後悔していることをあげはじめたらきりがないが、そんな数多ある
けっして消化しきれない後悔の森の中でも、かならず見つけ出せる一つの木がある。
小学校の時、2年間ならったピアノをやめてしまったことである。
はじめた経緯はおぼえていない。が、妹が毎日1時間
練習しているのをみて、何がそんなに楽しいものなのかと
興味を持ってしまったことはおぼえている。そしてオレは
ピアノをひけるようになるのではなく、自分のすきな曲がひけたら
それでよかった。ジブリからドビュッシー、ベートーヴェンまで、すきなものを選ぶ。
しかしオレは妹ほど熱心な人間ではなかったから、一日に30分。
かならず、練習することにしていた。もちろん子供時代のことだから
いや、いかなる時であっても、まったく練習なんて気にならない時もある。
しかし、希心会は厳しかった。決めたからには練習しないということを一切許さなかった。

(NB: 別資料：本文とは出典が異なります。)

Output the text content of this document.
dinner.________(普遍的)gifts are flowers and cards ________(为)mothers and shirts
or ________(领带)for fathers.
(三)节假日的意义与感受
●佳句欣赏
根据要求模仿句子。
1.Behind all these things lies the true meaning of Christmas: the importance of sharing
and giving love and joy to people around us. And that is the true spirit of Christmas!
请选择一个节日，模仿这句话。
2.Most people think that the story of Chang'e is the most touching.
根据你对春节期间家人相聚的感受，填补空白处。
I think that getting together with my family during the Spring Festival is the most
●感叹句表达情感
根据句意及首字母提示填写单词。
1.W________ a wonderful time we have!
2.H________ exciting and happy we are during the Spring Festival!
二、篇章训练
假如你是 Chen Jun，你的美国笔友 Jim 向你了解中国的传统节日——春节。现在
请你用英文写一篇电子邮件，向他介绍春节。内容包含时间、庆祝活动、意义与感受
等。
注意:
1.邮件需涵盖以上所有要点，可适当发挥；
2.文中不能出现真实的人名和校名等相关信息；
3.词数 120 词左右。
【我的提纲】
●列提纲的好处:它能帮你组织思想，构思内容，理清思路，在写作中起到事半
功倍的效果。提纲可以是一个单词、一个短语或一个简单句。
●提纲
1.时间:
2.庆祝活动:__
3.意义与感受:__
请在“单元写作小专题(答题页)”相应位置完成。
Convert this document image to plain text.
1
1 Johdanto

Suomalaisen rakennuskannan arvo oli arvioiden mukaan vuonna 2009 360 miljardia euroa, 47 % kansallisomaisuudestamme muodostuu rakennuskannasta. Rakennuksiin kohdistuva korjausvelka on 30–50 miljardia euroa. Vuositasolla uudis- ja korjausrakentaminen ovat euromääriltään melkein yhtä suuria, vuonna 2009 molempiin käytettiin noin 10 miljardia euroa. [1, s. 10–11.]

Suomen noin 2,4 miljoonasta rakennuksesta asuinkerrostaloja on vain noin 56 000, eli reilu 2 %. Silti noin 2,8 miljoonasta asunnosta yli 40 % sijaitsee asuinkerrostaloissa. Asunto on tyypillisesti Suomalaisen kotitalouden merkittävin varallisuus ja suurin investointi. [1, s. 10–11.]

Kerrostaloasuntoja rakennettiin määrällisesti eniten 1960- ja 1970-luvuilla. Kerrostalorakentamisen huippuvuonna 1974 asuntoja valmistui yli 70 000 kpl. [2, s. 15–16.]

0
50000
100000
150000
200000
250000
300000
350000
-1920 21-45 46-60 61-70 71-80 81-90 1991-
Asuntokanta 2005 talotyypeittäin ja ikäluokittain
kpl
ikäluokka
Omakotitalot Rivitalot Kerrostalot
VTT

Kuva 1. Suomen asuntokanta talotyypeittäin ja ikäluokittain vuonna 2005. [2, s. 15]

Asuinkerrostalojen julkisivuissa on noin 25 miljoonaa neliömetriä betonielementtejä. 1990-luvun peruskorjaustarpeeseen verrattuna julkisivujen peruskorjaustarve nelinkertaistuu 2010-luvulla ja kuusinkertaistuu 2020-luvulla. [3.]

反抗する手段も、知恵も、力もない、あの頃のオレは、とにかく一日30分やるほかなかったのである。
その結果、2年間ほどでショパンの幻想即興曲が弾けるようになった。これはそれなりに上手であるという
ひとつの証だったらしい。オレはその称号をもって、練習することをやめた。
当時は、音をきけば片手であれば弾けたのに、いまは何もできない。
練習したあらゆる曲は、暗譜していたはずなのに、いまは楽譜すら読めないのだから
おどろきだ。しかしこの後悔を当時のオレが予期することは不可能。
いま、マイケル・ナイマン、ヤン・ティルセン、フィリップ・グラスに出会い、何故
オレはあれすら弾けないのだろうと、そんなもやもやを、ときに思い出しては
いつかまたはじめようと、おもうのである。
しかしこのいつかという、まやかしの誓いが、大切なものを腐らせる。
大切なものとは、決意である。いつかなどという生やさしい言葉で、
決意をよそおっても、それは夢なのだ。
いつか、などこの世にはない。
いまか、それ以外しか存在しないのである。
3年前、オレは彼女に、こういった。
いつかまたピアノをはじめたい、そして英語を勉強して、古事記を読みたい。
その一年後、折に、同じことを彼女に言ったよ。そしたら、これは当たり前のことなんだが
彼女は、それ一年前にも言ってたよと、言われてみればそのとおりである。
この時、いつかは、今に変わった。
いつかは、行為なくして、いつか以外の何者に変わることもない。
いつかは、いつかである。どこまでもいっても夢のような何か。
やろう、とか、やってみたいと思っているとか、したいとか
その裏には、かならずこの言葉がつきまとう
何故、いましないのか?
しない理由はない、できない理由があれば、それはいつかではない。
もう、手をあわせて、いつかを待つのも、願うのも、おしまいにしよう。
いつかとか、難しそうだからとか、劣等感を武器に、いまと向きあうことから逃げたりしないで。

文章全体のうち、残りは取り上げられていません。